RFC 032: Calm deletion watcher
Last updated
Last updated
Status: Draft
Last updated: 28/01/2021
We've realised that the pipeline does not pick up deleted Calm records - once they're deleted there is no trace of them in the Calm API, but they remain in the source VHS tables. Especially because a cleanup project at the end of last year was responsible for a very large number of deletions, this needs to be resolved.
So far as we can tell, there is no way to find deleted records other than checking for their absence. This means that our solution needs to take some sort of polling-based approach: going through the source table and checking for the continued presence of each record in the Calm API.
The deletion watcher will consist of:
A worker task in the calm adapter cluster
A lambda
The existing reindexer
The lambda will place a message on the reindexer queue requesting a "reindex" of Calm records to be sent to the worker. It will be triggered by a scheduled Cloudwatch event or manually. By default it will request the full source scan but in the case of a manual trigger it will be possible to request specific IDs, which will be useful in the case of expediting known deletions.
The worker will consume records, filter out those that are already flagged as deleted, and check for the existence of the rest in the Calm API. If the record has been deleted (is no longer present) then it will update the VHS entry to flag the deletion. The deletion flag will live in the DynamoDB record so that the flag can be checked without fetching the object from S3. After updating a record, the worker will notify the transformer topic.
The calm transformer will check for the presence of the deletion flag in the source data and create Deleted
works as appropriate.
This architecture is illustrated below (arrows indicate the direction of data flow):
Checking for the existence of the records can be done naïvely by performing a search (the only relevant action available to us in the current API version) for a given record ID and confirming that the returned SearchResult
number is equal to 1. Obviously, this requires 1 request per record.
We can, however, do better than this. Consider that we have a large population of records with a fairly low prevalence of deletions. In one query, we can search for a set of N
records, and know that the difference between N
and the number of results is the number of deleted records d
in that set. If there is no difference, we can move on immediately.

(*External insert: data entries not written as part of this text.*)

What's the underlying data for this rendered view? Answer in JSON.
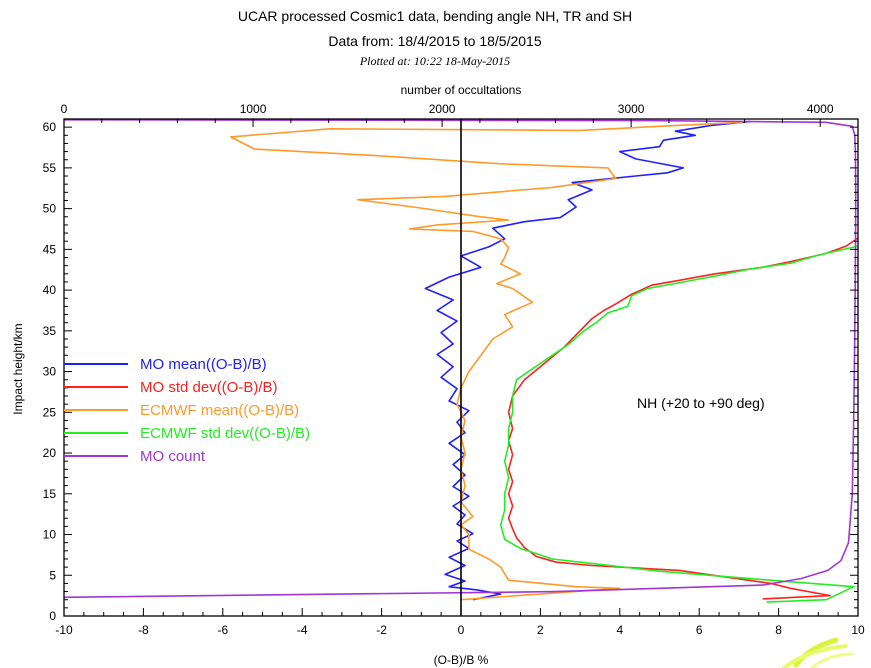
{
  "chart_data": {
    "type": "line",
    "title": "UCAR processed Cosmic1 data, bending angle NH, TR and SH",
    "subtitle": "Data from: 18/4/2015 to 18/5/2015",
    "plotted_at": "Plotted at: 10:22 18-May-2015",
    "xlabel": "(O-B)/B %",
    "ylabel": "Impact height/km",
    "x2label": "number of occultations",
    "xlim": [
      -10,
      10
    ],
    "ylim": [
      0,
      61
    ],
    "x2lim": [
      0,
      4200
    ],
    "xticks": [
      "-10",
      "-8",
      "-6",
      "-4",
      "-2",
      "0",
      "2",
      "4",
      "6",
      "8",
      "10"
    ],
    "yticks": [
      "0",
      "5",
      "10",
      "15",
      "20",
      "25",
      "30",
      "35",
      "40",
      "45",
      "50",
      "55",
      "60"
    ],
    "x2ticks": [
      "0",
      "1000",
      "2000",
      "3000",
      "4000"
    ],
    "vertical_zero_line": 0,
    "annotation": "NH (+20 to +90 deg)",
    "legend_position": "left",
    "series": [
      {
        "name": "MO mean((O-B)/B)",
        "color": "#2020ff",
        "axis": "bottom",
        "points": [
          [
            0.3,
            2
          ],
          [
            1.0,
            2.7
          ],
          [
            0.4,
            3.2
          ],
          [
            -0.3,
            3.6
          ],
          [
            0.1,
            4.3
          ],
          [
            -0.4,
            5.1
          ],
          [
            0.1,
            6.2
          ],
          [
            -0.3,
            7.2
          ],
          [
            0.2,
            8.3
          ],
          [
            -0.1,
            9.2
          ],
          [
            0.3,
            10.1
          ],
          [
            -0.1,
            11.3
          ],
          [
            0.1,
            12.4
          ],
          [
            -0.2,
            13.5
          ],
          [
            0.2,
            14.7
          ],
          [
            -0.2,
            15.9
          ],
          [
            0.1,
            17.3
          ],
          [
            -0.2,
            18.6
          ],
          [
            0.1,
            19.8
          ],
          [
            -0.3,
            21.2
          ],
          [
            0.1,
            22.5
          ],
          [
            -0.1,
            23.8
          ],
          [
            0.2,
            25.2
          ],
          [
            -0.3,
            26.4
          ],
          [
            -0.1,
            27.9
          ],
          [
            -0.5,
            29.3
          ],
          [
            -0.2,
            30.6
          ],
          [
            -0.6,
            32.1
          ],
          [
            -0.2,
            33.4
          ],
          [
            -0.5,
            34.8
          ],
          [
            -0.1,
            36.2
          ],
          [
            -0.6,
            37.5
          ],
          [
            -0.2,
            38.8
          ],
          [
            -0.9,
            40.2
          ],
          [
            -0.3,
            41.6
          ],
          [
            0.5,
            42.8
          ],
          [
            0.0,
            44.2
          ],
          [
            0.7,
            45.3
          ],
          [
            1.1,
            46.3
          ],
          [
            0.8,
            47.6
          ],
          [
            1.6,
            48.4
          ],
          [
            2.5,
            48.9
          ],
          [
            2.9,
            50.2
          ],
          [
            2.7,
            51.1
          ],
          [
            3.3,
            52.3
          ],
          [
            2.8,
            53.2
          ],
          [
            4.4,
            54.0
          ],
          [
            5.2,
            54.4
          ],
          [
            5.6,
            55.0
          ],
          [
            4.4,
            56.1
          ],
          [
            4.0,
            57.0
          ],
          [
            5.0,
            57.6
          ],
          [
            5.1,
            58.4
          ],
          [
            5.9,
            59.0
          ],
          [
            5.4,
            59.5
          ],
          [
            6.3,
            60.2
          ],
          [
            7.3,
            60.7
          ]
        ]
      },
      {
        "name": "MO std dev((O-B)/B)",
        "color": "#ff2020",
        "axis": "bottom",
        "points": [
          [
            7.6,
            2.1
          ],
          [
            9.3,
            2.5
          ],
          [
            8.3,
            3.4
          ],
          [
            7.8,
            4.0
          ],
          [
            5.5,
            5.6
          ],
          [
            3.3,
            6.2
          ],
          [
            2.4,
            6.6
          ],
          [
            1.9,
            7.3
          ],
          [
            1.6,
            8.4
          ],
          [
            1.4,
            9.6
          ],
          [
            1.3,
            10.7
          ],
          [
            1.2,
            12.0
          ],
          [
            1.3,
            13.5
          ],
          [
            1.2,
            15.0
          ],
          [
            1.3,
            16.5
          ],
          [
            1.2,
            18.0
          ],
          [
            1.3,
            19.8
          ],
          [
            1.2,
            21.5
          ],
          [
            1.3,
            23.0
          ],
          [
            1.2,
            25.0
          ],
          [
            1.3,
            27.0
          ],
          [
            1.6,
            29.0
          ],
          [
            2.1,
            31.0
          ],
          [
            2.6,
            33.0
          ],
          [
            3.0,
            35.0
          ],
          [
            3.3,
            36.5
          ],
          [
            3.6,
            37.5
          ],
          [
            3.9,
            38.3
          ],
          [
            4.3,
            39.5
          ],
          [
            4.8,
            40.6
          ],
          [
            5.5,
            41.2
          ],
          [
            6.4,
            42.0
          ],
          [
            7.6,
            42.8
          ],
          [
            8.3,
            43.5
          ],
          [
            9.2,
            44.5
          ],
          [
            9.7,
            45.4
          ],
          [
            10.0,
            46.4
          ]
        ]
      },
      {
        "name": "ECMWF mean((O-B)/B)",
        "color": "#ff9a2a",
        "axis": "bottom",
        "points": [
          [
            0.0,
            2.0
          ],
          [
            4.0,
            3.4
          ],
          [
            2.9,
            3.6
          ],
          [
            1.2,
            4.4
          ],
          [
            1.0,
            6.0
          ],
          [
            0.7,
            7.0
          ],
          [
            0.2,
            8.2
          ],
          [
            0.2,
            10.0
          ],
          [
            0.0,
            11.2
          ],
          [
            0.3,
            12.2
          ],
          [
            0.0,
            14.0
          ],
          [
            0.1,
            16.0
          ],
          [
            0.0,
            18.0
          ],
          [
            0.1,
            20.0
          ],
          [
            0.0,
            22.0
          ],
          [
            0.1,
            24.0
          ],
          [
            -0.1,
            26.0
          ],
          [
            0.0,
            28.0
          ],
          [
            0.2,
            30.0
          ],
          [
            0.5,
            32.0
          ],
          [
            0.8,
            34.0
          ],
          [
            1.3,
            35.5
          ],
          [
            1.1,
            37.0
          ],
          [
            1.8,
            38.5
          ],
          [
            1.3,
            40.2
          ],
          [
            0.9,
            40.8
          ],
          [
            1.5,
            42.0
          ],
          [
            1.0,
            43.2
          ],
          [
            1.1,
            44.0
          ],
          [
            1.2,
            45.2
          ],
          [
            1.0,
            46.3
          ],
          [
            0.3,
            47.2
          ],
          [
            -1.3,
            47.5
          ],
          [
            -0.6,
            48.0
          ],
          [
            1.2,
            48.6
          ],
          [
            0.5,
            49.0
          ],
          [
            -1.2,
            50.2
          ],
          [
            -2.6,
            51.1
          ],
          [
            -0.4,
            51.5
          ],
          [
            2.3,
            52.6
          ],
          [
            3.9,
            53.7
          ],
          [
            3.7,
            55.0
          ],
          [
            1.0,
            55.5
          ],
          [
            -2.1,
            56.5
          ],
          [
            -5.2,
            57.3
          ],
          [
            -5.8,
            58.8
          ],
          [
            -3.3,
            59.8
          ],
          [
            3.0,
            59.6
          ],
          [
            5.0,
            60.1
          ],
          [
            7.1,
            60.6
          ]
        ]
      },
      {
        "name": "ECMWF std dev((O-B)/B)",
        "color": "#22ee22",
        "axis": "bottom",
        "points": [
          [
            7.7,
            1.7
          ],
          [
            9.2,
            2.0
          ],
          [
            9.9,
            3.6
          ],
          [
            7.5,
            4.5
          ],
          [
            5.0,
            5.5
          ],
          [
            3.4,
            6.4
          ],
          [
            2.3,
            7.0
          ],
          [
            1.5,
            8.3
          ],
          [
            1.1,
            9.4
          ],
          [
            1.0,
            11.2
          ],
          [
            1.1,
            13.0
          ],
          [
            1.1,
            15.0
          ],
          [
            1.2,
            17.0
          ],
          [
            1.1,
            19.0
          ],
          [
            1.2,
            21.0
          ],
          [
            1.2,
            23.0
          ],
          [
            1.3,
            25.0
          ],
          [
            1.3,
            27.0
          ],
          [
            1.4,
            29.0
          ],
          [
            2.0,
            31.0
          ],
          [
            2.3,
            32.0
          ],
          [
            2.7,
            33.3
          ],
          [
            3.1,
            35.0
          ],
          [
            3.4,
            36.0
          ],
          [
            3.7,
            37.2
          ],
          [
            4.2,
            38.0
          ],
          [
            4.3,
            39.3
          ],
          [
            4.7,
            40.2
          ],
          [
            5.6,
            41.0
          ],
          [
            6.5,
            41.8
          ],
          [
            7.3,
            42.6
          ],
          [
            8.3,
            43.3
          ],
          [
            9.0,
            44.3
          ],
          [
            10.0,
            45.4
          ]
        ]
      },
      {
        "name": "MO count",
        "color": "#a235d8",
        "axis": "top",
        "points": [
          [
            0,
            2.3
          ],
          [
            2600,
            3.0
          ],
          [
            3700,
            3.8
          ],
          [
            3900,
            4.6
          ],
          [
            4040,
            5.6
          ],
          [
            4110,
            6.8
          ],
          [
            4150,
            9.0
          ],
          [
            4170,
            15.0
          ],
          [
            4178,
            25.0
          ],
          [
            4183,
            35.0
          ],
          [
            4187,
            45.0
          ],
          [
            4188,
            52.0
          ],
          [
            4186,
            57.0
          ],
          [
            4183,
            59.0
          ],
          [
            4170,
            60.1
          ],
          [
            4030,
            60.6
          ],
          [
            3100,
            60.8
          ],
          [
            0,
            60.9
          ]
        ]
      }
    ]
  }
}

At this point we could iterate through either the results or the record IDs to find which are missing, or we could find the missing records via binary search - but the former means that we only reduce the number of queries if there are no records missing among the set, and the latter is both poorly suited for finding multiple occurrences, and does not take advantage of our knowledge of d
.
Perhaps unsurprisingly, this is a problem that has been considered at length in the literature and indeed is particularly relevant at the moment - for example, in October Mutesa et al (2020) described a strategy for finding positive SARS-CoV-2 tests in individuals by pooled testing across a population. Our testing tool can tell us how many deleted items there are in a given set, so is an instance of the specific problem of quantitative group testing.
Although optimal or near-optimal strategies for solving this problem do exist, their implementations are quite involved compared to others, so as a compromise we can use the result from Wang et al (2017) which has a very elegant implementation and reasonably competitive performance.
Note: I have verified that the Calm API is happy to take requests for batches of IDs up to (and probably beyond) a size of 1000.
Are we really 100% sure that polling for deletions is the only way to detect them?
Might we want to be continually checking (more like crawling) for deletions rather than doing it all at once?